NVD, yellow vision, increased PR, decreased QT, T wave inversion, arrhythmia

Question 102

What does hypokalemia do to someone having digoxin toxicity?

Answer 102

Toxicity is WORSENED by hypokalemia (pump inhibition is potentiated)

Question 103

What do you give to someone with digoxin toxicity?

Answer 103

Give anti-dig Fab fragment

Question 104

Tell me the three steps of how Digoxin works.

Answer 104

1. digoxin inhibits sodium potassium exchange by the sodium potassium pump (also known as Na+/K+ ATPase)
2. The concentration of intracellular sodium increases, and the concentration gradient across the membrane decreases.
3. Increased sodium decreases the driving force for the sodium/calcium exchanger, so there is decreased extrusion of calcium into the extracellular space.
   (see slide 28 for a visual)

Question 105

Basically, how does lidocaine work?

Answer 105

Lidocaine works in injured or ischemic myocardial cells to retard sodium influx and restore cardiac rhythm.

Question 106

How do arrhythmias develop at the cellular level? (ischemic myocardial cell)

Answer 106

Normal myocardial cells permit a limited amount of sodium ions to enter, which leads to controlled depolarization. Ischemic myocardial cells allow a rapid infusion of sodium ions.
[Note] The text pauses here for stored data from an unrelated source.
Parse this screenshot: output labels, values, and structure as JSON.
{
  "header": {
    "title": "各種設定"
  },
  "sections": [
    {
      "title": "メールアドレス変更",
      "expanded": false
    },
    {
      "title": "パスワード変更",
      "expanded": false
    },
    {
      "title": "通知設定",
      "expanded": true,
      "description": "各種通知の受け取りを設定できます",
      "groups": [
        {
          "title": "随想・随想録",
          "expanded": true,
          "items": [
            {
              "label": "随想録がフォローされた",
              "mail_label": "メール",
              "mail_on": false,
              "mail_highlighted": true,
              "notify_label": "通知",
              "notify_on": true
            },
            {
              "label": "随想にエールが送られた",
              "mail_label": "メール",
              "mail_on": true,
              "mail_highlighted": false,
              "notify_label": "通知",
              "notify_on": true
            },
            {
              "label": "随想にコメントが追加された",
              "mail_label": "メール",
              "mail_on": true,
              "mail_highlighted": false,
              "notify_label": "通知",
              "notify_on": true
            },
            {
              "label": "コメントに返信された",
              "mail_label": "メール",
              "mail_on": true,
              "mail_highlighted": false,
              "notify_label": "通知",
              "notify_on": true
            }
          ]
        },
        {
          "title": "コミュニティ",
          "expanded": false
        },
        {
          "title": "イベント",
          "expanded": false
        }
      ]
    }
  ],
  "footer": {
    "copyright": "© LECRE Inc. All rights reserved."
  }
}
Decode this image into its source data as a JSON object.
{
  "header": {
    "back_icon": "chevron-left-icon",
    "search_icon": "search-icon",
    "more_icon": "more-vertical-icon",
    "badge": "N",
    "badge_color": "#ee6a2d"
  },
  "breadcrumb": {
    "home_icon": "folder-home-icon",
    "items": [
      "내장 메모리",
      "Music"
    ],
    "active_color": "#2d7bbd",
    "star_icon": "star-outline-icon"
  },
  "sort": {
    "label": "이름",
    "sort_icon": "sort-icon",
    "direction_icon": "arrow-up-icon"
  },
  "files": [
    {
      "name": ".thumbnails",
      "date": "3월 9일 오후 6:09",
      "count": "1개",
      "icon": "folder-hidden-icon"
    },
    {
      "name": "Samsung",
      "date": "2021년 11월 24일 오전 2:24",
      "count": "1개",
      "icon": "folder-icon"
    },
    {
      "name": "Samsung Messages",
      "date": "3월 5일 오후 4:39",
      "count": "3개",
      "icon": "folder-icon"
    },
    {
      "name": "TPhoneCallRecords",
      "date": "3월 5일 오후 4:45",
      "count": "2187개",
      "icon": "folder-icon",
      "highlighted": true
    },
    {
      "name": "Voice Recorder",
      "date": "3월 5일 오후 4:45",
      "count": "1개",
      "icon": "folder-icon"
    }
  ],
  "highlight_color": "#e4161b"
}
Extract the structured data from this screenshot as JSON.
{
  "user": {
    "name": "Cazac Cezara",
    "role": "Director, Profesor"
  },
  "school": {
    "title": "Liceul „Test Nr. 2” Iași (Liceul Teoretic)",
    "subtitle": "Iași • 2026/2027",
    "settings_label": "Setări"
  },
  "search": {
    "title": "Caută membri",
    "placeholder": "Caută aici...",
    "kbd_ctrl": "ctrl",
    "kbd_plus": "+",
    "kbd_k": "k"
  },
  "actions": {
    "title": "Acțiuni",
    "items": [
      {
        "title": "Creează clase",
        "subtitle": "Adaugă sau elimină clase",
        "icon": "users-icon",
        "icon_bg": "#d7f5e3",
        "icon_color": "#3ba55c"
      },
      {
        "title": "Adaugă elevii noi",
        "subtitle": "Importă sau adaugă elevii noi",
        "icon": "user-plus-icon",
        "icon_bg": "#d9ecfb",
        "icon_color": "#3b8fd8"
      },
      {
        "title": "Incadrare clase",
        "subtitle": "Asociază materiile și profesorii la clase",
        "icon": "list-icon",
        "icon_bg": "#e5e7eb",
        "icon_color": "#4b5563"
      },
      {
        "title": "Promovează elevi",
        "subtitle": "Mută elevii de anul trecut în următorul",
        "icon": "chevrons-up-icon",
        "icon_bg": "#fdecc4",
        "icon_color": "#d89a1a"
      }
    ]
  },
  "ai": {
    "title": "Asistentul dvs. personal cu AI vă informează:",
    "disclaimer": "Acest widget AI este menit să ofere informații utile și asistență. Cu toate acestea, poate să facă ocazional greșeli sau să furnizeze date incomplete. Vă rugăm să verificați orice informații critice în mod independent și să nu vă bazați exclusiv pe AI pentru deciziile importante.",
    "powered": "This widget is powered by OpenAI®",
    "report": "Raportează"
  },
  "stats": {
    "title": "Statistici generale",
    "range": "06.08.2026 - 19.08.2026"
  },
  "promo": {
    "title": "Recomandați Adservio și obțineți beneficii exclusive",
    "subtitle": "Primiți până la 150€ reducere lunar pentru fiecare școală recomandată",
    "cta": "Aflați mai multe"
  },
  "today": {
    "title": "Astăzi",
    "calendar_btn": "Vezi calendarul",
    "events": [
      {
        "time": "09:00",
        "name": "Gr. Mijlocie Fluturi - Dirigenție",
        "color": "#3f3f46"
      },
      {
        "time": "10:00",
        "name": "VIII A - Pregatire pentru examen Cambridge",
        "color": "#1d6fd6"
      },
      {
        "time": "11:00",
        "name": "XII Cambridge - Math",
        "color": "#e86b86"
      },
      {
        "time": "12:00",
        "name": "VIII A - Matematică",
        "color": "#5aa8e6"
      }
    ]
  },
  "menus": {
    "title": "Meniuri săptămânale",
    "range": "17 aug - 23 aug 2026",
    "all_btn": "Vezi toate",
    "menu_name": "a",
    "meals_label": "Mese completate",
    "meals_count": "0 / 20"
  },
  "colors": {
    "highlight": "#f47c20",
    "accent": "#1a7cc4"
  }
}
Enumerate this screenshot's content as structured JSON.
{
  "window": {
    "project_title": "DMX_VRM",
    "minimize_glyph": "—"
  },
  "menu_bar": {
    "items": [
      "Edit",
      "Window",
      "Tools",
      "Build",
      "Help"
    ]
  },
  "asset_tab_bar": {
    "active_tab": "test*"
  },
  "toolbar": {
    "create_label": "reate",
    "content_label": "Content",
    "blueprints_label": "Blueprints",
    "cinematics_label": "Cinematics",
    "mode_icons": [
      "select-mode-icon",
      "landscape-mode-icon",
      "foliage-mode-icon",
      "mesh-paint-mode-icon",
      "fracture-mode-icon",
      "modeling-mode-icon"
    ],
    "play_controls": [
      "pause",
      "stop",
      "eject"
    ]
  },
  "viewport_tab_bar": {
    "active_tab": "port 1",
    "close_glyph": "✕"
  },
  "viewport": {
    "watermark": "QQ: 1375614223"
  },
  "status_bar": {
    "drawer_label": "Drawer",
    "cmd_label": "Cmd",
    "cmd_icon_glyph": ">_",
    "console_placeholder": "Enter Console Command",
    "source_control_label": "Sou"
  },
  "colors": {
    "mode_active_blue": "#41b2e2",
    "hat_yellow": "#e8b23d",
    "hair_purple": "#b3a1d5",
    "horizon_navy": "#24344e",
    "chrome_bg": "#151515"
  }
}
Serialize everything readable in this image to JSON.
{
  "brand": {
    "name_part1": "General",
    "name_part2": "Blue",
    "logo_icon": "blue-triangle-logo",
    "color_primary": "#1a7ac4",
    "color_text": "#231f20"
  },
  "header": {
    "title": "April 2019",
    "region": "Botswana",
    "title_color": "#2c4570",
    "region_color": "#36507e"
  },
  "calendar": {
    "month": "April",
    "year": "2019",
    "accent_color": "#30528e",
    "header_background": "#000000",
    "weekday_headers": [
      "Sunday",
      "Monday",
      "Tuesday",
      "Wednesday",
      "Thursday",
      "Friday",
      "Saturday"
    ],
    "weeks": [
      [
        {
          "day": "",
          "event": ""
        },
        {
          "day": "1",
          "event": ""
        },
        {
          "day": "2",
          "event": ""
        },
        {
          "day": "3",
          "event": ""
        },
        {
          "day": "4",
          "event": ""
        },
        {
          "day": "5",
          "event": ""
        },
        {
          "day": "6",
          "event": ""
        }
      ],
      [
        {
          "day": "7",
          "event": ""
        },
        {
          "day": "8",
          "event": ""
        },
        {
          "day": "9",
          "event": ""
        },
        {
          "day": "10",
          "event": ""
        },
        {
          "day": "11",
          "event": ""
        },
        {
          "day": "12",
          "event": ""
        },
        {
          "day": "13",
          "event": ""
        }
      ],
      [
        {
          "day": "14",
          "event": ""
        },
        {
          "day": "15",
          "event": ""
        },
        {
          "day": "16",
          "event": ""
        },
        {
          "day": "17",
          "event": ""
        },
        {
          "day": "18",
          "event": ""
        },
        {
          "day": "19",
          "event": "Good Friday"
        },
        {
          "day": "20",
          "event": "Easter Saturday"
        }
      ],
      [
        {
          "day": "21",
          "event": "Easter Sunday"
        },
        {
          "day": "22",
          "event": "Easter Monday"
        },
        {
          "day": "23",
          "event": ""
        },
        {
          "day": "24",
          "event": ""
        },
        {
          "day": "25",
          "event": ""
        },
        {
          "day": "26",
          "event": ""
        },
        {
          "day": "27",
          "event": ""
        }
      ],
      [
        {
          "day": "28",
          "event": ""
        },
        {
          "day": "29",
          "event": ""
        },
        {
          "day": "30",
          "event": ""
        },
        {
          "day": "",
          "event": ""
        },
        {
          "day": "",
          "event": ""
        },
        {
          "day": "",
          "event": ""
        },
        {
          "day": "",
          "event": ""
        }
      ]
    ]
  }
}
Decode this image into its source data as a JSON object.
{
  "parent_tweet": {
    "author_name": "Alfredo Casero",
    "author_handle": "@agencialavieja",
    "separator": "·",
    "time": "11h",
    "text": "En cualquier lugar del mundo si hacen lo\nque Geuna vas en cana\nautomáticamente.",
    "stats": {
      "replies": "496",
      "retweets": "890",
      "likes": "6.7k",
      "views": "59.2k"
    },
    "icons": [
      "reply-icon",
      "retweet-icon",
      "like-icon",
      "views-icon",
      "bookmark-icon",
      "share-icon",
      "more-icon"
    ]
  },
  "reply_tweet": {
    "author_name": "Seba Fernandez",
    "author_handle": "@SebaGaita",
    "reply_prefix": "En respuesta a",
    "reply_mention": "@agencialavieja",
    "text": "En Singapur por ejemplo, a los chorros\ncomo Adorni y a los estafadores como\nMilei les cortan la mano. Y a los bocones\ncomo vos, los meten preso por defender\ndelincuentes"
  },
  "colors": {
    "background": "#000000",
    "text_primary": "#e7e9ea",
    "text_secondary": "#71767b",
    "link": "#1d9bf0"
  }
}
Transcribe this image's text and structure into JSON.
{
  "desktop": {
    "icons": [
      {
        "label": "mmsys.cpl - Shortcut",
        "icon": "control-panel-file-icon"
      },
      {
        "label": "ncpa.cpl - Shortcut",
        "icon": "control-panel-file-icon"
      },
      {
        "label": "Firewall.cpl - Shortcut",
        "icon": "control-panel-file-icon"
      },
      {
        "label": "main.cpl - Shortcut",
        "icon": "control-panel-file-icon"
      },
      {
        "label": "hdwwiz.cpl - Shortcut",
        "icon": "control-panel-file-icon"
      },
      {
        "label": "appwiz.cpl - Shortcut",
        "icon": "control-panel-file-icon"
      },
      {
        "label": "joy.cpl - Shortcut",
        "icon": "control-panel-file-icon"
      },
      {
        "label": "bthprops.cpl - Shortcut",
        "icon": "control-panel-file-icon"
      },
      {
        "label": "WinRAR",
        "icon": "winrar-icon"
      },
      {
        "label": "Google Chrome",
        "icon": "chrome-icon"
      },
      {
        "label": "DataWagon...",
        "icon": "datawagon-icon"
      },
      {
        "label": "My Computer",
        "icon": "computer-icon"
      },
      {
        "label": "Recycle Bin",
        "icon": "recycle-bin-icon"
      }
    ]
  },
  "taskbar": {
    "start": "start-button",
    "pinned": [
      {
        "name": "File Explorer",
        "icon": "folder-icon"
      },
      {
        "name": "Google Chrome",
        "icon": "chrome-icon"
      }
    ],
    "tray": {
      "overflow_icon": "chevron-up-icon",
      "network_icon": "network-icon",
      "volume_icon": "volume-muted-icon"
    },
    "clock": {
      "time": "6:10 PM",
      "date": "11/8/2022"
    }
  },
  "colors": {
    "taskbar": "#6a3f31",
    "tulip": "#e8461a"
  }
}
This causes the cells to depolarize much more quickly than normal and then begin firing spontaneously. The result is a ventricular arrhythmia.

Question 107

How does lidocaine suppress arrhythmias?

Answer 107

By slowing sodium’s influx, lidocaine raises the cells’ electrical stimulation threshold (EST). The increased EST prolongs depolarization in the ischemic cells and returns control to the SA node, the heart’s main pacemaker.